I would like to make a distinction between the infinite time argument for the existence of God (see 'TSM') and the commonly cited cause-effect argument.

Time: if you reach backwards in the time dimension (as if time were a spatial dimension), time either began or never began, going on backwards for infinity. The dilemma is between an illogical starting point of time and infinite time. How could time start (an event happening using time) before time started?
We could think of a universe without time having some inherently necessary explosion which begins time, but without time to in the original universe, time doesn't seem all that necessary.

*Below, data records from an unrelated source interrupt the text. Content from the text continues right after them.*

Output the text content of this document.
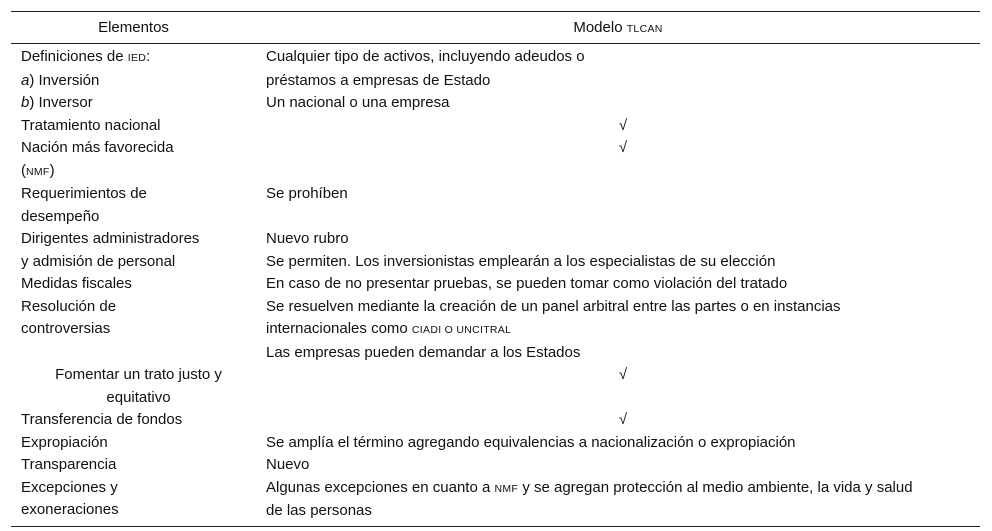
Elementos	Modelo TLCAN
Definiciones de IED:	Cualquier tipo de activos, incluyendo adeudos o
a) Inversión	préstamos a empresas de Estado
b) Inversor	Un nacional o una empresa
Tratamiento nacional	√
Nación más favorecida
(NMF)	√
Requerimientos de
desempeño	Se prohíben
Dirigentes administradores	Nuevo rubro
y admisión de personal	Se permiten. Los inversionistas emplearán a los especialistas de su elección
Medidas fiscales	En caso de no presentar pruebas, se pueden tomar como violación del tratado
Resolución de
controversias	Se resuelven mediante la creación de un panel arbitral entre las partes o en instancias
internacionales como CIADI O UNCITRAL
	Las empresas pueden demandar a los Estados
Fomentar un trato justo y
equitativo	√
Transferencia de fondos	√
Expropiación	Se amplía el término agregando equivalencias a nacionalización o expropiación
Transparencia	Nuevo
Excepciones y
exoneraciones	Algunas excepciones en cuanto a NMF y se agregan protección al medio ambiente, la vida y salud
de las personas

Cause effect: now we reach backwards using logic rather than a dimension. All things have a cause; there's a mechanical position of the universe that preceded and caused the current position. (ooooh! this brings up so many ideas about inertia!) This method also deals with infinity. We either have an infinite number of mechanical states, or there was some 'first cause' that didn't/doesn't have a cause, i.e. God. It would make sense that this first cause must be unaffected by/greater than time.

Both theories deal with a dilemma and both bring us back to the start of the universe. However, the reasonings behind the dilemmas seem to be different, and I know with great certainty that the methods of reaching back into time are different.

P.S. both of these arguments also have the potential to reach forward in time. Using the dimension, time must either end sometime (scary) or never end (depressing). Cause-effect logic demands results from each mechanical state, and hence another one after any given state. The chain does not seem to end.